Wachsender Strombedarf von KI belastet Rechenzentren weltweit

KI beansprucht bereits etwa ein Fünftel des Energiebedarfs von Rechenzentren und könnte sich bis Jahresende fast verdoppeln.
Der zunehmende Energieverbrauch durch KI beginnt, die Klimaziele großer Technologieunternehmen zu beeinflussen. In ihren neuesten Nachhaltigkeitsberichten räumen diese Unternehmen ein, dass die Entwicklung von KI ein Hauptfaktor für ihren steigenden Energieverbrauch ist. Ein führendes Unternehmen beispielsweise verzeichnete seit 2019 einen Anstieg seiner Treibhausgasemissionen um fast 50%, was sein Ziel, bis zum Ende des Jahrzehnts Kohlenstoffneutralität zu erreichen, erschwert.
Ein Bericht der Internationalen Energieagentur (IEA) stellte fest, dass Rechenzentren im Jahr 2024 etwa 415 Terawattstunden Strom verbrauchten – was ungefähr dem jährlichen Bedarf eines großen Landes entspricht. Diese Zahl wird voraussichtlich weiter steigen, wobei Prognosen darauf hindeuten, dass sie bis 2030 900 TWh überschreiten wird. Der Stromverbrauch von Rechenzentren steigt um ein Vielfaches schneller als die gesamte globale Nachfrage, was größtenteils auf erhebliche Investitionen zur Unterstützung energieintensiver KI-Operationen zurückzuführen ist.
Es ist jedoch immer noch unklar, welcher Anteil dieses Stroms spezifisch für KI verwendet wird. Rechenzentren hosten eine Vielzahl von Diensten, viele davon ohne die hohen Rechenanforderungen der künstlichen Intelligenz.

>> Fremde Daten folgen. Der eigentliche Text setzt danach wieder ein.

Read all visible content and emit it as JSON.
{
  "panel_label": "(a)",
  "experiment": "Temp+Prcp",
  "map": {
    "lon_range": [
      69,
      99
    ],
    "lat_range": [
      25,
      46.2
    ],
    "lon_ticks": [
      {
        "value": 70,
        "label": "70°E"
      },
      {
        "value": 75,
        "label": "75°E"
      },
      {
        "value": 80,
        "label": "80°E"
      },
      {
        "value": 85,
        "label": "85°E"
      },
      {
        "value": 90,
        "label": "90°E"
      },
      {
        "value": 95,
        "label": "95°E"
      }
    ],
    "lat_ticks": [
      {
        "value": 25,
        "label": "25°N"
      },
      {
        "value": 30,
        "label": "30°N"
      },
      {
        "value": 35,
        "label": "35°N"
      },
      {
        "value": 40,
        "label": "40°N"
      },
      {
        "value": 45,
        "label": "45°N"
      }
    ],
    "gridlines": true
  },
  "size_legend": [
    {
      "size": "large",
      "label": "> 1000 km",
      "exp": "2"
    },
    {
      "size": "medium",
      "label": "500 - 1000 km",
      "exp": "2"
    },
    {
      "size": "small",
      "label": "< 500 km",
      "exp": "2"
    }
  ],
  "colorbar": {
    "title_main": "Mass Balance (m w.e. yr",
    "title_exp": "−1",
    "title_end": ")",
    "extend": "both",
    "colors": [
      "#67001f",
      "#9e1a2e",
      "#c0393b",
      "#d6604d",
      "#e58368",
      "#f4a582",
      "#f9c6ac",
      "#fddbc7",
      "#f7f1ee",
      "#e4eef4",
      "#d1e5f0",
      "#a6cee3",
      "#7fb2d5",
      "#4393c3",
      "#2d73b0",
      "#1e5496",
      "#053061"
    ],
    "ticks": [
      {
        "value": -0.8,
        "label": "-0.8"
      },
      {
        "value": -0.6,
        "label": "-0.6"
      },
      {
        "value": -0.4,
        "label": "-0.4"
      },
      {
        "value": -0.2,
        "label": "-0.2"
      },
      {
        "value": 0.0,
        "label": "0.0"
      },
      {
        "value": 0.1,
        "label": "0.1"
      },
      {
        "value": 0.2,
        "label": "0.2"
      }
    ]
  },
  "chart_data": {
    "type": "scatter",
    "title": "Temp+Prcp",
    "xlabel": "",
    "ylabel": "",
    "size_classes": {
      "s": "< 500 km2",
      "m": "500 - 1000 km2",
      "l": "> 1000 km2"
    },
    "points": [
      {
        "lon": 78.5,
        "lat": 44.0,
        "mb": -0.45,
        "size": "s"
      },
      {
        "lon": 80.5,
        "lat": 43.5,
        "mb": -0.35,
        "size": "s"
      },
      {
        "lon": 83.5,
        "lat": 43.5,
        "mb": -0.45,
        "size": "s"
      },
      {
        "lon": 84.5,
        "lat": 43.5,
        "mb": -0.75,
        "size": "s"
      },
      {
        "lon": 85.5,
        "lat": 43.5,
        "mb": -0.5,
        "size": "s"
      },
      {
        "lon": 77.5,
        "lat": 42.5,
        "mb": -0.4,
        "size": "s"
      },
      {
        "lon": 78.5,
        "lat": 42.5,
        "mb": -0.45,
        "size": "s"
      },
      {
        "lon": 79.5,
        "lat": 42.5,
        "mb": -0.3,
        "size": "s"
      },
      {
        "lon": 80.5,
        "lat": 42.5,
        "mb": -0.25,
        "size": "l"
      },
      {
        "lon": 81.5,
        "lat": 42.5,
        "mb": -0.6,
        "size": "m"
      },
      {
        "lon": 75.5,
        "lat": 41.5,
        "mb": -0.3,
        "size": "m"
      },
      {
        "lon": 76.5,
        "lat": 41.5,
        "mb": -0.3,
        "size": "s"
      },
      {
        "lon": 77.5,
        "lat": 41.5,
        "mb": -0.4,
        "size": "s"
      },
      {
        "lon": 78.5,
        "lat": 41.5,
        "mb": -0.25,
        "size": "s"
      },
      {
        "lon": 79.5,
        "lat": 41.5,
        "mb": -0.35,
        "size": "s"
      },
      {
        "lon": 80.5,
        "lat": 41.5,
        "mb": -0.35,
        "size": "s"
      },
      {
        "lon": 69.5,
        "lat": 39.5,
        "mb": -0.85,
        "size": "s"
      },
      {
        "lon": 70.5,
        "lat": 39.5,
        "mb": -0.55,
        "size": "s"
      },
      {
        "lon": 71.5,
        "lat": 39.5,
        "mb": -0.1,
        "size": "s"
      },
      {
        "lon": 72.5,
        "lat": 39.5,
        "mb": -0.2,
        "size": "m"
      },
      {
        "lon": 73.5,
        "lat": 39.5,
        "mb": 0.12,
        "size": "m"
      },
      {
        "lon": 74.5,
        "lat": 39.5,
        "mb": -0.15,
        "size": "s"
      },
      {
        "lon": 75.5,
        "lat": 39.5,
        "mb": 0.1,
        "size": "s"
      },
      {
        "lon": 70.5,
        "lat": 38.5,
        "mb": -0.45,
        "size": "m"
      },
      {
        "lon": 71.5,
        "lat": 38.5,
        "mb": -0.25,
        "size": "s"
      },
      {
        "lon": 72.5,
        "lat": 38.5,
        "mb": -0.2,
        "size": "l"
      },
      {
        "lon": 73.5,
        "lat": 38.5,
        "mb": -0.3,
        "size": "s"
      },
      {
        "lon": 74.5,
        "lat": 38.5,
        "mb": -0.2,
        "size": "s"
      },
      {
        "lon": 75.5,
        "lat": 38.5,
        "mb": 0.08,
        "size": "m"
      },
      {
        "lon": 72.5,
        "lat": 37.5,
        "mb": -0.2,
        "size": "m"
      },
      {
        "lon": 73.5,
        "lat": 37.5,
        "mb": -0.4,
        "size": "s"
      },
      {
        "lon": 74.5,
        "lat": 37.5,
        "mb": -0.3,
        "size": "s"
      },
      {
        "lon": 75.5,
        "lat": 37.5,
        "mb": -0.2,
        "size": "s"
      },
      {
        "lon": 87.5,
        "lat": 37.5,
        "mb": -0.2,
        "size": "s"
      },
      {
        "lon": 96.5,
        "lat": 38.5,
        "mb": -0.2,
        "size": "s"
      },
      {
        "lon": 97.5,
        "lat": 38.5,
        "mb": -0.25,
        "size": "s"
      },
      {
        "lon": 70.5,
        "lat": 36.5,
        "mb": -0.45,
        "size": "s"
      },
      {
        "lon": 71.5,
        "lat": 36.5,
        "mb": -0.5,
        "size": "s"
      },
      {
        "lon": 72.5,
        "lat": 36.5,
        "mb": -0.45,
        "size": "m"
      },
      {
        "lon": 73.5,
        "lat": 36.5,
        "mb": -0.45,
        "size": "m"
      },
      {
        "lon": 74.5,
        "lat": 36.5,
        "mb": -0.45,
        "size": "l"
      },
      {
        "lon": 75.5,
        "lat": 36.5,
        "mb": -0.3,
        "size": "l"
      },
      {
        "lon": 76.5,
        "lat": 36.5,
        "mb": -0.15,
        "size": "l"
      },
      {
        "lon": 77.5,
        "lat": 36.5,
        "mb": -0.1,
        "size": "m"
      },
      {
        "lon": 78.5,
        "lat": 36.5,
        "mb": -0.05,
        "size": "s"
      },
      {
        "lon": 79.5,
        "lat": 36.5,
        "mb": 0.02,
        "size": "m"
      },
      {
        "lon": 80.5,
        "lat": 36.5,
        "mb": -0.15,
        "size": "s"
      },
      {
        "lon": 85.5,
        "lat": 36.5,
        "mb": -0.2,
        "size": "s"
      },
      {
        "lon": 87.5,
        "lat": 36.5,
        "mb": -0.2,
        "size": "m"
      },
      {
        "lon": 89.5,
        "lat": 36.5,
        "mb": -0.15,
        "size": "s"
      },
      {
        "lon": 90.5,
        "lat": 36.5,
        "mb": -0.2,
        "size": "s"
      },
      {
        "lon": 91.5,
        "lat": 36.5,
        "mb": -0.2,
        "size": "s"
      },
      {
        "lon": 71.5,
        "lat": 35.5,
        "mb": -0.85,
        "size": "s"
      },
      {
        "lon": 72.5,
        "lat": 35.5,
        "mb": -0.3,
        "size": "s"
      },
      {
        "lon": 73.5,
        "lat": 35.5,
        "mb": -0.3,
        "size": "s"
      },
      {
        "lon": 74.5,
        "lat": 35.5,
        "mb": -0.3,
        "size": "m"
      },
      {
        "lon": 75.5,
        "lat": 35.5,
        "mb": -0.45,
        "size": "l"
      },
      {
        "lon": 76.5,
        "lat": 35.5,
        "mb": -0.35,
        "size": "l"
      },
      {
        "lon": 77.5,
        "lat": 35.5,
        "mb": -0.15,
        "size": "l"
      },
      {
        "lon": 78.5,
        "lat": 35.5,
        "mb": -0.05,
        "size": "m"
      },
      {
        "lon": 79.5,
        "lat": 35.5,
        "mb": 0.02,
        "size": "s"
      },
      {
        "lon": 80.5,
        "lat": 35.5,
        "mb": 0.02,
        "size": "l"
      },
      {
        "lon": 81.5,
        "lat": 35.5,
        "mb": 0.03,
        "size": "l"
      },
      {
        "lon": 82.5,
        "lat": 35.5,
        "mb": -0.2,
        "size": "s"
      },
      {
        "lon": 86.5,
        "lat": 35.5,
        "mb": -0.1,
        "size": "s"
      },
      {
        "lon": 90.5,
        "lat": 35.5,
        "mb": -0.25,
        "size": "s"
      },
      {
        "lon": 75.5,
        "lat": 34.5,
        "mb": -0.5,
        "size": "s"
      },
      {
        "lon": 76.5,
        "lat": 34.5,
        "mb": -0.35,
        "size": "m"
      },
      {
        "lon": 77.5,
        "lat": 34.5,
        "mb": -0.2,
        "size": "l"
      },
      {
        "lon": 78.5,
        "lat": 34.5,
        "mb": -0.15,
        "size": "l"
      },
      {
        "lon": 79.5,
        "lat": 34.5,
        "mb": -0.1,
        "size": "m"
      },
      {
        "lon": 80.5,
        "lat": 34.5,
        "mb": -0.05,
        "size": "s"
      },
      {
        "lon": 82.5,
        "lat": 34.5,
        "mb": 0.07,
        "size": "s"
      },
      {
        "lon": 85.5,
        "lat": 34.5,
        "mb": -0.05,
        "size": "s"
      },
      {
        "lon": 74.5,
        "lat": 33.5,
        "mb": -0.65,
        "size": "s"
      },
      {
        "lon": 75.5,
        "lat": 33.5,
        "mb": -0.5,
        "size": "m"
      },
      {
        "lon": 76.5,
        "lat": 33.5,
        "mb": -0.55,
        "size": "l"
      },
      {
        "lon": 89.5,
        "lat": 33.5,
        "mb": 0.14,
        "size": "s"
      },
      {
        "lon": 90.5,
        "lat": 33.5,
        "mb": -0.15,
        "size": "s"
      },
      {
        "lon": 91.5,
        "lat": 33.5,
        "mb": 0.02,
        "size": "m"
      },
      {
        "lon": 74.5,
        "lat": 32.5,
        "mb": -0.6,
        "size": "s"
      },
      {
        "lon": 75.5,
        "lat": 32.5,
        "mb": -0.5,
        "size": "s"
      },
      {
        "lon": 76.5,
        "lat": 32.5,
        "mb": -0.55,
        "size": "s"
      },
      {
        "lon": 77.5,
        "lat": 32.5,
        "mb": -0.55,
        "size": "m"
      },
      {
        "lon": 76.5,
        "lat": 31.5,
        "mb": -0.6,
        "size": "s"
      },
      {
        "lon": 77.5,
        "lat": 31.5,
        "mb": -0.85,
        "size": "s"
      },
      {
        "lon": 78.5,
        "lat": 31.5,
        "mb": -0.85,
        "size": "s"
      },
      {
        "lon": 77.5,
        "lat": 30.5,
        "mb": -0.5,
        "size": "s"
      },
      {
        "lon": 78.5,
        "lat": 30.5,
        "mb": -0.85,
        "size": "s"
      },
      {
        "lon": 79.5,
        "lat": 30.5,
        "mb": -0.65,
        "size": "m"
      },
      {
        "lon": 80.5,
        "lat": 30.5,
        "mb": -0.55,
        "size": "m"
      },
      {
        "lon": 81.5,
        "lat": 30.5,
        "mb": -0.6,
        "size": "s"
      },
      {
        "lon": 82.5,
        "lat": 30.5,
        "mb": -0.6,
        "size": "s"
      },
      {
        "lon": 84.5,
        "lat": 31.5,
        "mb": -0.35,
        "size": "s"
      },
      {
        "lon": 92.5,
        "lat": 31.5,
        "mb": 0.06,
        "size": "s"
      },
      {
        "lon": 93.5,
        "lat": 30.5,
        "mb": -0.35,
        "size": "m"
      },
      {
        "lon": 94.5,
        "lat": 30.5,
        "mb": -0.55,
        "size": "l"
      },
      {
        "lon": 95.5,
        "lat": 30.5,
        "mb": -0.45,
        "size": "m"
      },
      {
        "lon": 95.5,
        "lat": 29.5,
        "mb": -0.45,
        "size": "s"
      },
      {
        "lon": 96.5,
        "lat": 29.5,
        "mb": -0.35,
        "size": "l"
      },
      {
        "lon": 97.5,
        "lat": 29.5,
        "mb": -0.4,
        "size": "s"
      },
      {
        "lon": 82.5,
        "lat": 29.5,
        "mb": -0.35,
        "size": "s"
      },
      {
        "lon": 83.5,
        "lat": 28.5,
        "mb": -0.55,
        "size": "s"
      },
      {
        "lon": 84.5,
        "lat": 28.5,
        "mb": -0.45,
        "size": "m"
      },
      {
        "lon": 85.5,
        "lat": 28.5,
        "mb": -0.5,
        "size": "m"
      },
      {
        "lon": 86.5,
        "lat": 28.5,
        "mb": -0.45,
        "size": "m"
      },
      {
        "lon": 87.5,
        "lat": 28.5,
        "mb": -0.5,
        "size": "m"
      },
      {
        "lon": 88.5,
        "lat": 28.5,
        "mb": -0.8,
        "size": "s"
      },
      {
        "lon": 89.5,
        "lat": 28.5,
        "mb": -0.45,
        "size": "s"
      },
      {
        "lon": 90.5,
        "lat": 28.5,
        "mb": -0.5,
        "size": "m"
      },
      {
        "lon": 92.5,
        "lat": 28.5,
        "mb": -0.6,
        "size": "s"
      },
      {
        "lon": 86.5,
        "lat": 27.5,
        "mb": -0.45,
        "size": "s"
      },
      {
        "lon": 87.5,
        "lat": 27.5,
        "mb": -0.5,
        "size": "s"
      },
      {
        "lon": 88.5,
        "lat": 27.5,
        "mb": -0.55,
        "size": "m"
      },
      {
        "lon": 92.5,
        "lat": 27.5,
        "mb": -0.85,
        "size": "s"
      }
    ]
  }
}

Zudem halten die meisten Technologieunternehmen detaillierte Informationen über ihren Software- und Hardware-Energieverbrauch geheim.

Eine aktuelle Studie näherte sich diesem Thema, indem sie die AI-Hardware-Lieferkette untersuchte und sich auf die Produktion von Hochleistungskomponenten konzentrierte, die für die KI-Verarbeitung erforderlich sind. Unter Verwendung öffentlich verfügbarer Fertigungsschätzungen, Investorenberichte und technischer Spezifikationen lieferte die Analyse eine Annäherung an den KI-bezogenen Energieverbrauch. Basierend auf dieser Methode wurde geschätzt, dass KI im Jahr 2025 bis zu 82 Terawattstunden Strom verbrauchen könnte – vergleichbar mit dem Jahresverbrauch eines mittelgroßen europäischen Landes. Wenn sich die Produktionskapazität für Chips in diesem Jahr, wie von Analysten prognostiziert, verdoppelt, könnte der Energiebedarf durch KI fast die Hälfte des gesamten Rechenzentrumsverbrauchs erreichen.
Trotz der Verwendung öffentlich zugänglicher Daten bleiben viele Unbekannte bestehen – wie die tatsächlichen Auslastungsraten von KI-Hardware, Effizienzlevel und zukünftige Branchentrends. Der Mangel an Transparenz bezüglich des Energie-Fußabdrucks von KI erschwert eine präzise Analyse und hat zu Forderungen nach größerer Offenheit seitens der Technologieunternehmen geführt. Obwohl einige frühere Berichte spezifische Zahlen enthielten, wurden neuere Aktualisierungen zum Stromverbrauch von maschinellem Lernen nicht bereitgestellt, was die weitere Forschung behindert.
Ohne Zugang zu realen Betriebsdaten von Computersystemen stehen Forscher vor erheblichen Herausforderungen bei der genauen Bewertung der Umweltauswirkungen von KI. Würden Unternehmen bereitwilliger technische Details preisgeben, wären Schätzungen des Energiebedarfs von KI wesentlich zuverlässiger.